Sunday, May 10, 2009

Two Ficlets

Bigfoot is Evil

"Do you have to video everything?"
"Think Blair Witch, Karen!"
"Think: We're lost, and you're using a VHS camcorder. Why didn't you just lug along a slide projector?"
"We're both on edge but this video will make us Famous!"
"Dave, everyone knows there's no such thing as Bigfoot!"
"You saw the tracks!
"And I've seen people fake crop circles, Dave."
"Think outside the box, Karen. Has anyone told Bigfoot it didn't exist?"
"No, but this is a giant bear-person you are talking about. What if it was real?"
"Pardon?"
"Wouldn't it eat people?"
"That's just silly. Bigfoot would just be an animal, Karen. You can't expect me to believe Bigfoot is evil! Karen? Screaming won't get you out of carrying the equipment. Karen? This isn't funny, Kar ...."


Trapping the Bigfoot

"I don't believe it. The first Bigfoot captured, Henderson. They said it couldn't be done -- I even said it, but you captured it!"
"I just set a trap that can capture anyone."
"You must explain this to me. What kind of food can trap any creature? I've never heard of such a thing."
"Did you ever read comics?"
"Henderson?"
"See? I used this."
"You captured the Bigfoot with a Hostess Fruit Pie?"
"It worked, didn't it? Ah, waving it around might be unwise."
"Henderson, this is science!
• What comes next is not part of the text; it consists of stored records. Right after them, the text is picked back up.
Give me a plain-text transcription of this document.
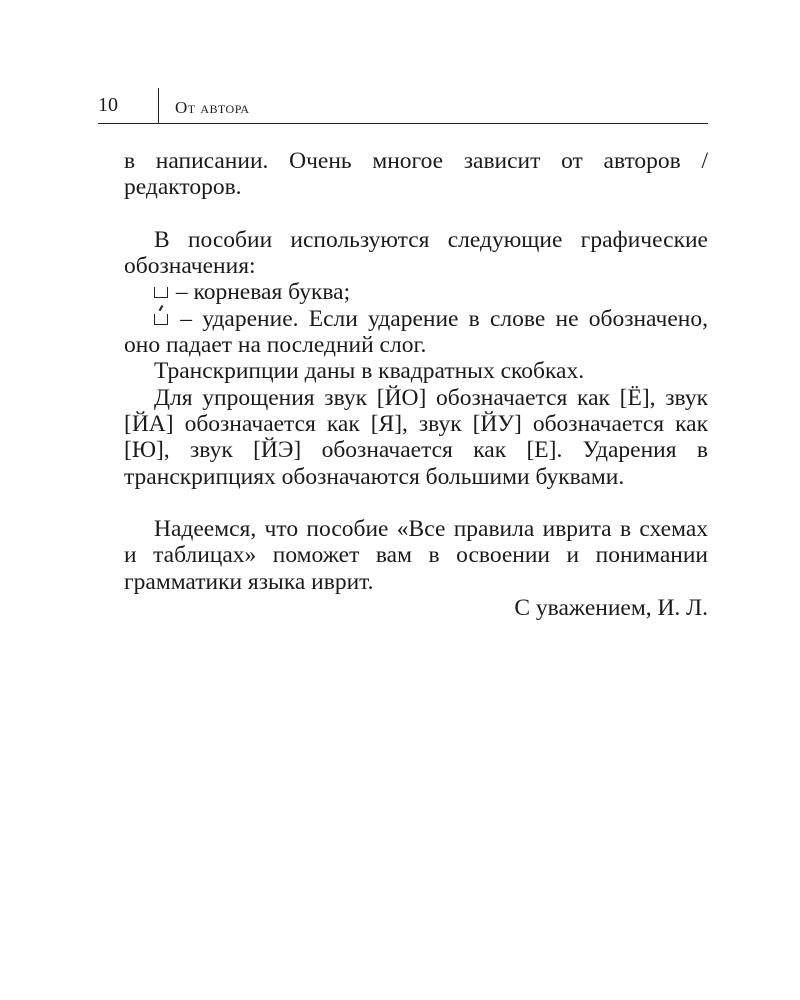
10	От автора

в написании. Очень многое зависит от авторов / редакторов.

В пособии используются следующие графические обозначения:

– корневая буква;

– ударение. Если ударение в слове не обозначено, оно падает на последний слог.

Транскрипции даны в квадратных скобках.

Для упрощения звук [ЙО] обозначается как [Ё], звук [ЙА] обозначается как [Я], звук [ЙУ] обозначается как [Ю], звук [ЙЭ] обозначается как [Е]. Ударения в транскрипциях обозначаются большими буквами.

Надеемся, что пособие «Все правила иврита в схемах и таблицах» поможет вам в освоении и понимании грамматики языка иврит.

С уважением, И. Л.
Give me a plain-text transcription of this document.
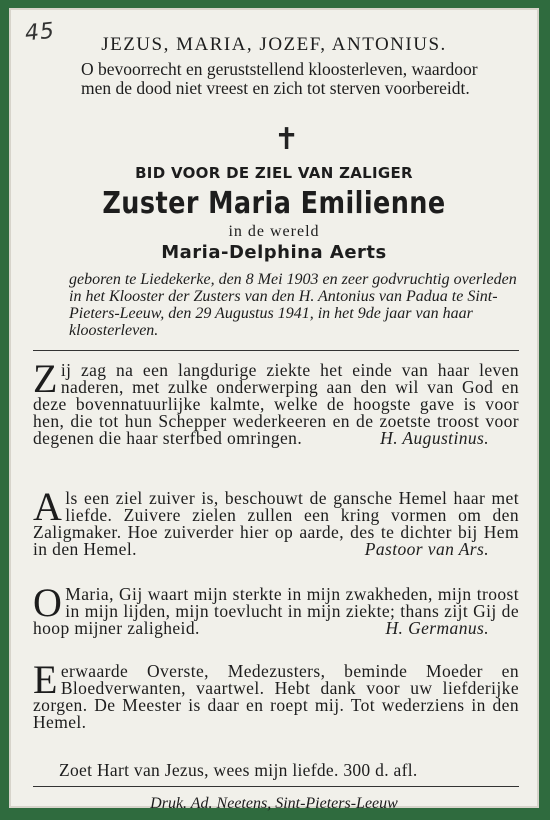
45	JEZUS, MARIA, JOZEF, ANTONIUS.

O bevoorrecht en geruststellend kloosterleven, waardoor men de dood niet vreest en zich tot sterven voorbereidt.

✝
BID VOOR DE ZIEL VAN ZALIGER
Zuster Maria Emilienne
in de wereld
Maria-Delphina Aerts

geboren te Liedekerke, den 8 Mei 1903 en zeer godvruchtig overleden in het Klooster der Zusters van den H. Antonius van Padua te Sint-Pieters-Leeuw, den 29 Augustus 1941, in het 9de jaar van haar kloosterleven.

Zij zag na een langdurige ziekte het einde van haar leven naderen, met zulke onderwerping aan den wil van God en deze bovennatuurlijke kalmte, welke de hoogste gave is voor hen, die tot hun Schepper wederkeeren en de zoetste troost voor degenen die haar sterfbed omringen.	H. Augustinus.

Als een ziel zuiver is, beschouwt de gansche Hemel haar met liefde. Zuivere zielen zullen een kring vormen om den Zaligmaker. Hoe zuiverder hier op aarde, des te dichter bij Hem in den Hemel.	Pastoor van Ars.

O Maria, Gij waart mijn sterkte in mijn zwakheden, mijn troost in mijn lijden, mijn toevlucht in mijn ziekte; thans zijt Gij de hoop mijner zaligheid.	H. Germanus.

Eerwaarde Overste, Medezusters, beminde Moeder en Bloedverwanten, vaartwel. Hebt dank voor uw liefderijke zorgen. De Meester is daar en roept mij. Tot wederziens in den Hemel.

Zoet Hart van Jezus, wees mijn liefde. 300 d. afl.

Druk. Ad. Neetens, Sint-Pieters-Leeuw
Your joke is not -- dear god, it broke the cage!"
"I told you not to wave Hostess at it! Throw the fruit pie or lose your hand!"
"She just ate it. Whole. Did you see those teeth?"
"She's choking! The wrapper. You never took off the wrapper!"
"She was coming right at me, Henderson. I didn't think. I didn't ... how do you Heimlich the Bigfoot? Christ, she's dying. You know what this means?"
"You murdered the greatest advance in cryptozoology ever?"
"No. Well, yes, but we can't tell anyone. Ever. They'd never believe about the Hostess Fruit Pies."